I'm no C programmer which is partly why I used sh. Also, I took inspiration from the code behind iohyve which is sh. It's actually my first 'proper' shell script, but it's fairly easy to pick up. All of these utilities seem to be sh though, as do all the jail ones, and even base FreeBSD stuff like bsdinstall. The common theme between all these things is that really they're just wrappers around a bunch of built in utilities, and sh is actually pretty good for that, as it's literally just a a way of running existing commands with a few control statements thrown in. The iocage dev was interviewed on BSDNow recently, and said how surprised he was what he could do with shell, after rewriting his code from perl. With C you really want to be using some sort of API to access the features you are using; A C program that's constantly executing external utilities sounds messy to me. I don't really think using C would of actually made for much of a better end product. I could of made something a lot easier and neater using perl or another higher level scripting language, but for the exact same reason iocage moved from perl to sh, I wanted something without dependencies.


----------



## Beastie7 (Aug 23, 2015)

usdmatt said:


> It appears FreeBSD devs are working on a bhyve frontend which will be the 'official' one according to the wiki, so we'll have to see what they come up with. Maybe it'll be perfect and no one will ever use anything else.
> 
> You're always going to have different solutions to the same problem that have different ideas though. Even with ZFS which you mention, you can run ZFSGuru or FreeNAS or probably other abstractions if you don't actually want to (or know how to) go on a console and run zfs commands directly. We have different operating systems, database engines, web servers, all with different ideas on what they are trying to achieve. Users just pick the one that meets their needs best.
> 
> With my front end, I wanted everything to be as easy as possible, with no knowledge of nmdm/tap/bridge/etc required, and without having to know all the loader commands for each OS; which is no good if you actually want control over all that. iohyve is basically an iocage clone for bhyve, tied to ZFS, but will likely eventually allow you to easily clone VMs instantly, move between hosts using send/recv and do other cool ZFS-specific stuff.. vmrc is a fairly light wrapper where the guest config files contain pretty much everything you would usually have to type in by hand, making the config files much more complex, but allowing you control over loader arguments, networking/bridge setup etc. Each one has different merits depending on what you're after.

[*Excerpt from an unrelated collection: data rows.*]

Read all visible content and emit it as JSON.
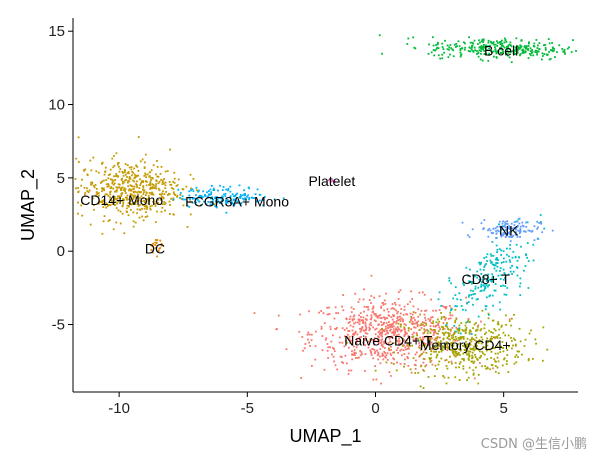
{
  "chart_data": {
    "type": "scatter",
    "xlabel": "UMAP_1",
    "ylabel": "UMAP_2",
    "xlim": [
      -11.8,
      7.9
    ],
    "ylim": [
      -9.6,
      15.9
    ],
    "xticks": [
      -10,
      -5,
      0,
      5
    ],
    "yticks": [
      -5,
      0,
      5,
      10,
      15
    ],
    "grid": false,
    "legend": "none",
    "clusters": [
      {
        "name": "Naive CD4+ T",
        "color": "#F8766D",
        "cx": 0.5,
        "cy": -5.6,
        "sx": 1.5,
        "sy": 1.2,
        "n": 700,
        "label_x": 0.5,
        "label_y": -6.1
      },
      {
        "name": "Memory CD4+",
        "color": "#A3A500",
        "cx": 3.4,
        "cy": -6.4,
        "sx": 1.2,
        "sy": 1.0,
        "n": 480,
        "label_x": 3.5,
        "label_y": -6.4
      },
      {
        "name": "CD8+ T",
        "color": "#00BFC4",
        "cx": 4.4,
        "cy": -1.9,
        "sx": 0.6,
        "sy": 1.5,
        "n": 220,
        "label_x": 4.3,
        "label_y": -1.9
      },
      {
        "name": "NK",
        "color": "#619CFF",
        "cx": 5.2,
        "cy": 1.5,
        "sx": 0.6,
        "sy": 0.35,
        "n": 120,
        "label_x": 5.2,
        "label_y": 1.4
      },
      {
        "name": "B cell",
        "color": "#00BA38",
        "cx": 4.9,
        "cy": 13.8,
        "sx": 1.4,
        "sy": 0.35,
        "n": 320,
        "label_x": 4.9,
        "label_y": 13.7
      },
      {
        "name": "CD14+ Mono",
        "color": "#C49A00",
        "cx": -9.6,
        "cy": 4.2,
        "sx": 1.0,
        "sy": 1.0,
        "n": 520,
        "label_x": -9.9,
        "label_y": 3.5
      },
      {
        "name": "FCGR3A+ Mono",
        "color": "#00B0F6",
        "cx": -5.9,
        "cy": 3.7,
        "sx": 0.9,
        "sy": 0.35,
        "n": 170,
        "label_x": -5.4,
        "label_y": 3.4
      },
      {
        "name": "DC",
        "color": "#E58700",
        "cx": -8.6,
        "cy": 0.4,
        "sx": 0.12,
        "sy": 0.25,
        "n": 20,
        "label_x": -8.6,
        "label_y": 0.2
      },
      {
        "name": "Platelet",
        "color": "#FF61CC",
        "cx": -1.7,
        "cy": 4.8,
        "sx": 0.05,
        "sy": 0.05,
        "n": 5,
        "label_x": -1.7,
        "label_y": 4.8
      }
    ]
  },
  "watermark": "CSDN @生信小鹏"
}
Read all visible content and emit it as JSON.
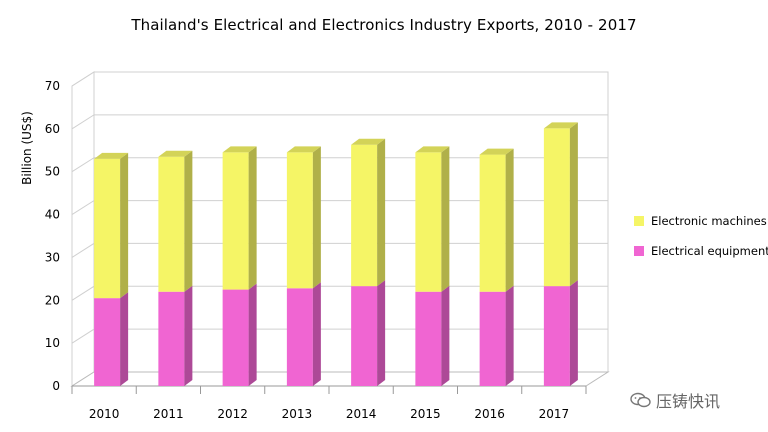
{
  "chart_data": {
    "type": "bar",
    "stacked": true,
    "three_d": true,
    "title": "Thailand's Electrical and Electronics Industry Exports, 2010 - 2017",
    "ylabel": "Billion (US$)",
    "xlabel": "",
    "ylim": [
      0,
      70
    ],
    "yticks": [
      0,
      10,
      20,
      30,
      40,
      50,
      60,
      70
    ],
    "grid": true,
    "legend_position": "right",
    "categories": [
      "2010",
      "2011",
      "2012",
      "2013",
      "2014",
      "2015",
      "2016",
      "2017"
    ],
    "series": [
      {
        "name": "Electrical equipment",
        "color": "#f065d2",
        "values": [
          20.5,
          22,
          22.5,
          22.8,
          23.3,
          22,
          22,
          23.3
        ]
      },
      {
        "name": "Electronic machines",
        "color": "#f5f566",
        "values": [
          32.5,
          31.5,
          32,
          31.7,
          33,
          32.5,
          32,
          36.8
        ]
      }
    ]
  },
  "watermark": {
    "text": "压铸快讯",
    "icon": "wechat-icon"
  }
}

Oh I was referring to standard FreeBSD technologies and CLI front-ends. For third party stuff though, yeah definitely.



> I'm no C programmer which is partly why I used sh. Also, I took inspiration from the code behind iohyve which is sh. It's actually my first 'proper' shell script, but it's fairly easy to pick up. All of these utilities seem to be sh though, as do all the jail ones, and even base FreeBSD stuff like bsdinstall. The common theme between all these things is that really they're just wrappers around a bunch of built in utilities, and sh is actually pretty good for that, as it's literally just a a way of running existing commands with a few control statements thrown in. The iocage dev was interviewed on BSDNow recently, and said how surprised he was what he could do with shell, after rewriting his code from perl. With C you really want to be using some sort of API to access the features you are using; A C program that's constantly executing external utilities sounds messy to me. I don't really think using C would of actually made for much of a better end product. I could of made something a lot easier and neater using perl or another higher level scripting language, but for the exact same reason iocage moved from perl to sh, I wanted something without dependencies.




Hmmm, so for an API (if I'm understanding this correctly), would something like libpkg need to be developed? According to its' GitHub page it's some sort of library interface. I'm not sure how the internals of Jails works or if it has it's own API like implementation, but your point about an API really clears things up though. I supposed wrapping sh around C based utilities is easier and less bloating. Damn, I need to study this stuff. lol


----------